Gold prices have taken a slight dip this morning in the face of stronger-than-expected jobless claims data. The number of Americans who applied for unemployment benefits last week was 206,000 compared to the forecast 226,000, a near-49 year low.
Key Takeaways
- US jobless claims dropped to 206k with a 4-week moving average of 224,750 vs 228,500 the week before.
- Initial jobless claims are now at a near-49 year low.
- Continuing claims also defied expectations with a reading of 1.661 million vs the 1.649 million expected.
- The largest increases in initial claims were in California, Pennsylvania, New York, Illinois, and Texas.
- The largest decreases were in Oklahoma, Kentucky, Massachusetts, Vermont, and the Virgin Islands.
The week ending December 01 saw 21,061 initial jobs claims open in California, 9,937 in Pennsylvania, 8,652 in New York, 7,915 in Illinois and 7,382 in Texas. Oklahoma data shows a decrease of 813 claims with -764 in Kentucky, -615 in Massachusetts, -293 in Vermont, and -3 in the Virgin Islands.
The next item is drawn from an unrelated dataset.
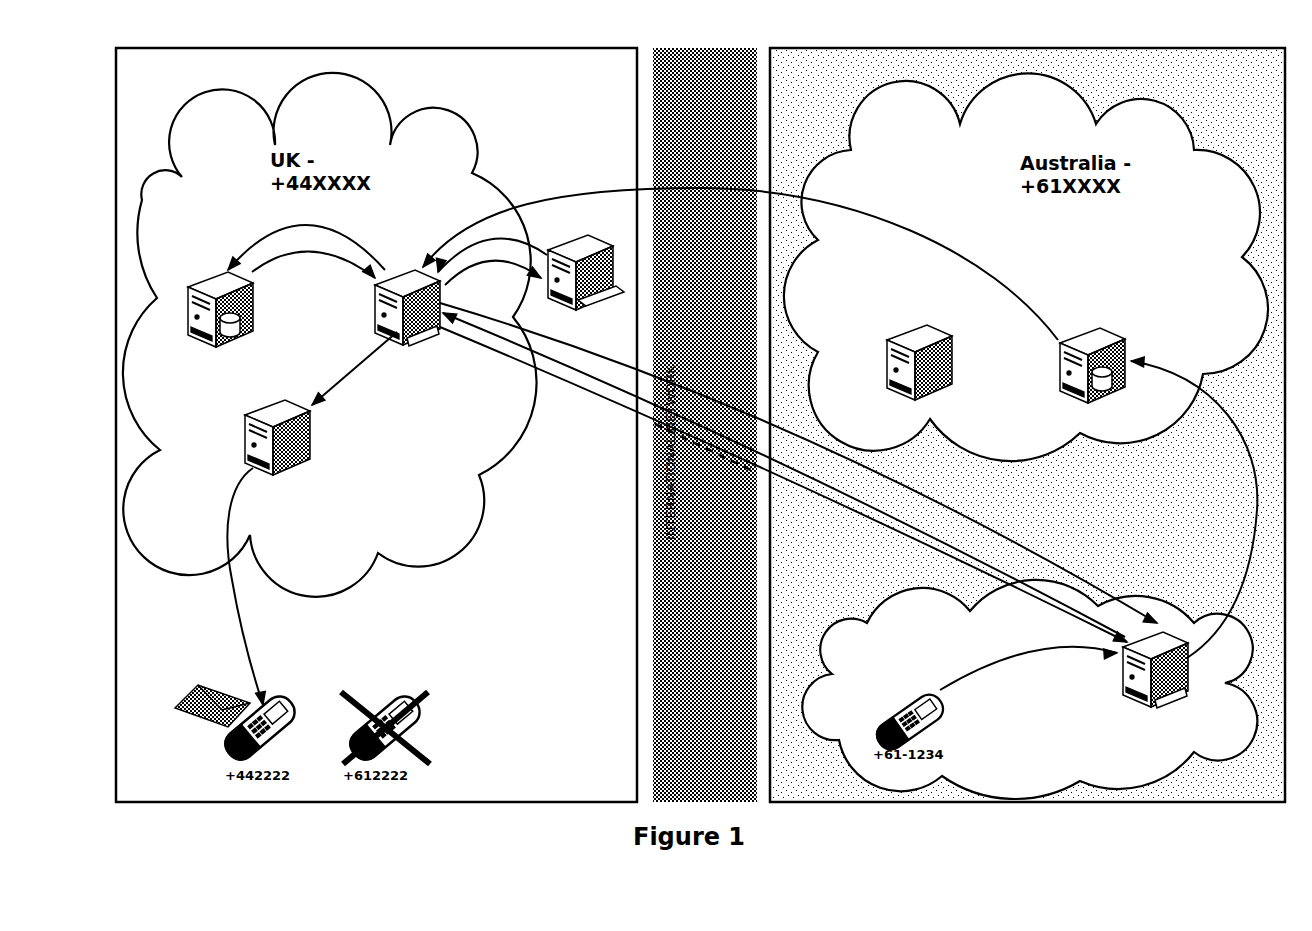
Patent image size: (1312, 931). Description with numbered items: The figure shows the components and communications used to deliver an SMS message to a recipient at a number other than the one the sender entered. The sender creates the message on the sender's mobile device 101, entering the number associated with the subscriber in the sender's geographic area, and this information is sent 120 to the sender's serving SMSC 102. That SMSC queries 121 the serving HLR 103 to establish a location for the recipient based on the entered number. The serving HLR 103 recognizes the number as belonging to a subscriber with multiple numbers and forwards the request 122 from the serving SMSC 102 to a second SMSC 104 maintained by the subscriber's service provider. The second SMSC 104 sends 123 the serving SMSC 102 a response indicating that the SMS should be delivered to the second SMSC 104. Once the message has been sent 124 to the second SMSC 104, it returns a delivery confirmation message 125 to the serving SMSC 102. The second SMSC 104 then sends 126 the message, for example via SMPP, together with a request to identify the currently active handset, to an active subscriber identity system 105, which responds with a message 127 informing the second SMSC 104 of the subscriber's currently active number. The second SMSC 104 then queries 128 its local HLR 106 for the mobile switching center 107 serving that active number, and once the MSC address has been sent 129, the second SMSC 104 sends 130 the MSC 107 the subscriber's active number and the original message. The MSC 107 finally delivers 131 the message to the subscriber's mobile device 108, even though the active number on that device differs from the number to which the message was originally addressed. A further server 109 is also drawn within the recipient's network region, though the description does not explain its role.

The data points to a strong labor market which points to a healthy economy overall, something which lends strength to the US dollar in the face of ongoing trade disputes. This outlook is supported by the data from the 4-week moving average which is less volatile than the weekly reports.
Through Oct and Nov initial jobless claims had been pivoting higher off historic lows but that's old news. In data for the Dec 8 week, claims fell a very sharp 27,000 to a much lower-than-expected 206,000 for the best showing since the historic lows of mid-Sept. pic.twitter.com/yqw8mqAaad
— Econoday, Inc. (@Econoday) December 13, 2018
Last week’s decline was the lowest since April 2015 and the reading of 206,000 claims is not far off September’s reading of 202,000 which was the lowest since December 1969. The drop last week lends credence to the theory that the slowdown in jobs growth seen in November was due to a shortage of available workers, with an increase of 155,000 non-farm payroll positions in November compared to a much stronger 237,000 in October.
Federal Reserve officials now view the labor market as being at full-employment with a 3.7% unemployment rate, the lowest in approximately 49 years. Forecasts regarding the monetary policy for 2019 has changed with economists now predicting 2 rate hikes and traders predicting only one.
Market Reaction
Gold is under some modest selling pressure in the face of the labor market data which points to a healthy economy and weakens the use case of gold as a safe haven in the eyes of some traders today.
Spot gold is currently trading at $1,243.03/oz with a 0.11% loss, a high of $1,243.34/oz and a low of $1,242.50/oz.